By Pechulano Ngwe Ali, Staff
For four days this fall, a group of high school students turned their weekends into a chance to make their voices heard. Through ThreeSixty Journalism’s annual Opinion Writing Workshop, 16 young writers from 13 Twin Cities schools explored how their lived experiences and local observations can shape Minnesota’s public conversations.
They tackled issues that shape their daily lives including ICE raids, artificial intelligence, mental health and social media, the importance of free school meals, ethical alternatives to fast fashion, why Minneapolis should support the Roof Depot urban farm project, political division, and education policies that fail to teach critical thinking. Others wrote about drug use policies in schools, funding rural schools, and youth political engagement ahead of the 2025 St.

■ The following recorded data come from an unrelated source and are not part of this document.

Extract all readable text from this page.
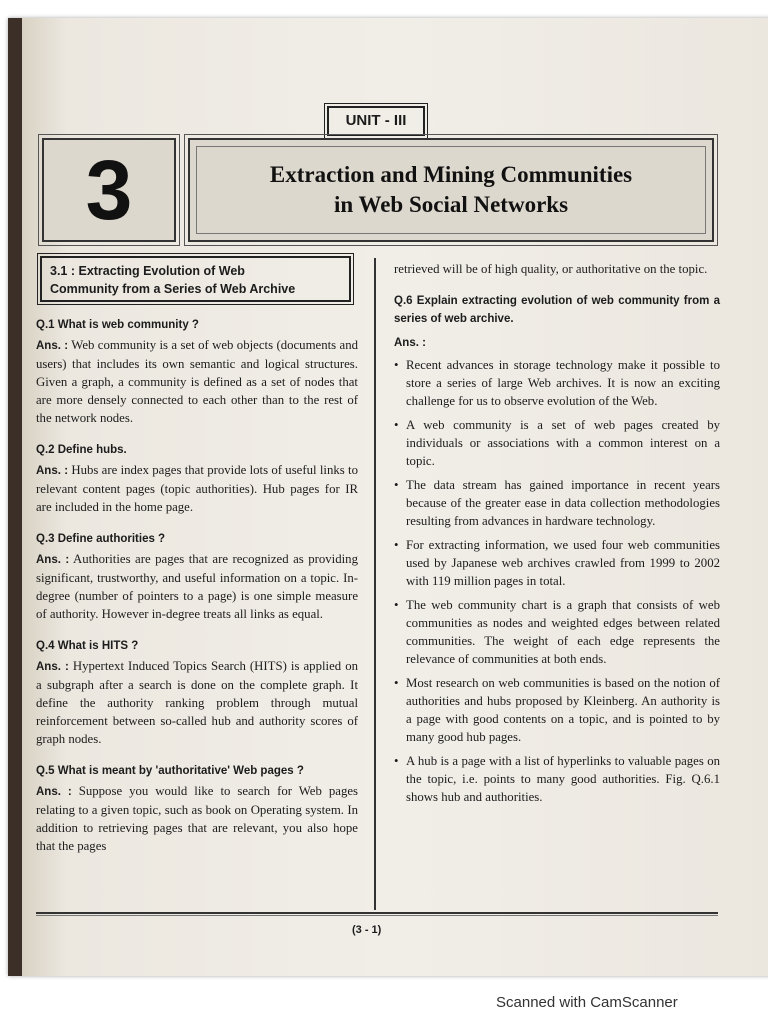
UNIT - III
3	Extraction and Mining Communities
in Web Social Networks
3.1 : Extracting Evolution of Web
Community from a Series of Web Archive
Q.1 What is web community ?
Ans. : Web community is a set of web objects (documents and users) that includes its own semantic and logical structures. Given a graph, a community is defined as a set of nodes that are more densely connected to each other than to the rest of the network nodes.
Q.2 Define hubs.
Ans. : Hubs are index pages that provide lots of useful links to relevant content pages (topic authorities). Hub pages for IR are included in the home page.
Q.3 Define authorities ?
Ans. : Authorities are pages that are recognized as providing significant, trustworthy, and useful information on a topic. In-degree (number of pointers to a page) is one simple measure of authority. However in-degree treats all links as equal.
Q.4 What is HITS ?
Ans. : Hypertext Induced Topics Search (HITS) is applied on a subgraph after a search is done on the complete graph. It define the authority ranking problem through mutual reinforcement between so-called hub and authority scores of graph nodes.
Q.5 What is meant by 'authoritative' Web pages ?
Ans. : Suppose you would like to search for Web pages relating to a given topic, such as book on Operating system. In addition to retrieving pages that are relevant, you also hope that the pages
retrieved will be of high quality, or authoritative on the topic.
Q.6 Explain extracting evolution of web community from a series of web archive.
Ans. :
• Recent advances in storage technology make it possible to store a series of large Web archives. It is now an exciting challenge for us to observe evolution of the Web.
• A web community is a set of web pages created by individuals or associations with a common interest on a topic.
• The data stream has gained importance in recent years because of the greater ease in data collection methodologies resulting from advances in hardware technology.
• For extracting information, we used four web communities used by Japanese web archives crawled from 1999 to 2002 with 119 million pages in total.
• The web community chart is a graph that consists of web communities as nodes and weighted edges between related communities. The weight of each edge represents the relevance of communities at both ends.
• Most research on web communities is based on the notion of authorities and hubs proposed by Kleinberg. An authority is a page with good contents on a topic, and is pointed to by many good hub pages.
• A hub is a page with a list of hyperlinks to valuable pages on the topic, i.e. points to many good authorities. Fig. Q.6.1 shows hub and authorities.
(3 - 1)
Scanned with CamScanner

Paul mayoral election.
Organized in partnership with Sahan Journal and MinnPost, two leading Minnesota media outlets known for amplifying perspectives from a diversity of local communities, the workshop showed students that their perspectives matter, and that even “little, local” topics as MinnPost’s Scott Gillespie called them, can create profound change.


“Sometimes the little topics really make a difference,” Gillespie told students. “Writing about what’s relevant to you, those are the stories that connect.”
During the workshop, students learned how to turn frustration, curiosity, and compassion into arguments and action. Each student’s story started with a simple but challenging question: what do you care about most in your community, and why should others care too?
Each topic reflected something personal, an injustice felt, a policy questioned, or a community they wanted others to understand better.
Sahan Journal’s News and Opinion Editor, Trisha Collopy, reminded students that strong opinion writing is rooted in truth-telling and courage. “The most important thing an opinion and commentary piece can do right now is start a conversation,” she said. “When we have voices that weren’t at the table—people who bring perspectives we haven’t heard before—that’s when people feel invited in.”
Spaces that build critical thinking and encourage youth to consider and call for the change needed in their communities are crucial in today’s political and social climate, where misinformation, polarization and attacks on the press have made it harder for youth to trust their voices or believe they can shape public dialogue.

For some students, the process started with discomfort. “When I started, I was so used to taking myself out of what I was writing,” said Janya Dieringer, a junior at Johnson Senior High School and member of ThreeSixty’s Youth Leadership Board, who participated. “But by the end, I found what matters to me. Now that I know how to use my voice, I want to write more.”
That transformation—finding confidence in their own perspective—aligns with what ThreeSixty aims to do. Instructors and newsroom professionals worked side-by-side with students, coaching them to bring their ideas to local news with clear structure, persuasive evidence, and clarity.
Dr. April Eichmeier, assistant profession of strategic communication in the department of Emerging Media at University of St. Thomas also featured as guest instructor.
16 students completed opinion stories ready for publication. All are available on ThreeSixty’s website, and they will soon be published by Sahan Journal and MinnPost and other local media partners.
This year’s workshop was supported by 15 volunteer writing and editing coaches: Madi McVan, Muna Isse, Scott Winter, Peter Majerle, Bianca Jones, Terry Wolkerstorfer, Jess Horwitz, Emily Chaney, Samantha HoangLong, Rochelle Olson, Trisha Collopy, Keith Harris, Areeba Memon, Ngoc Bui, and Aketzally Murillo.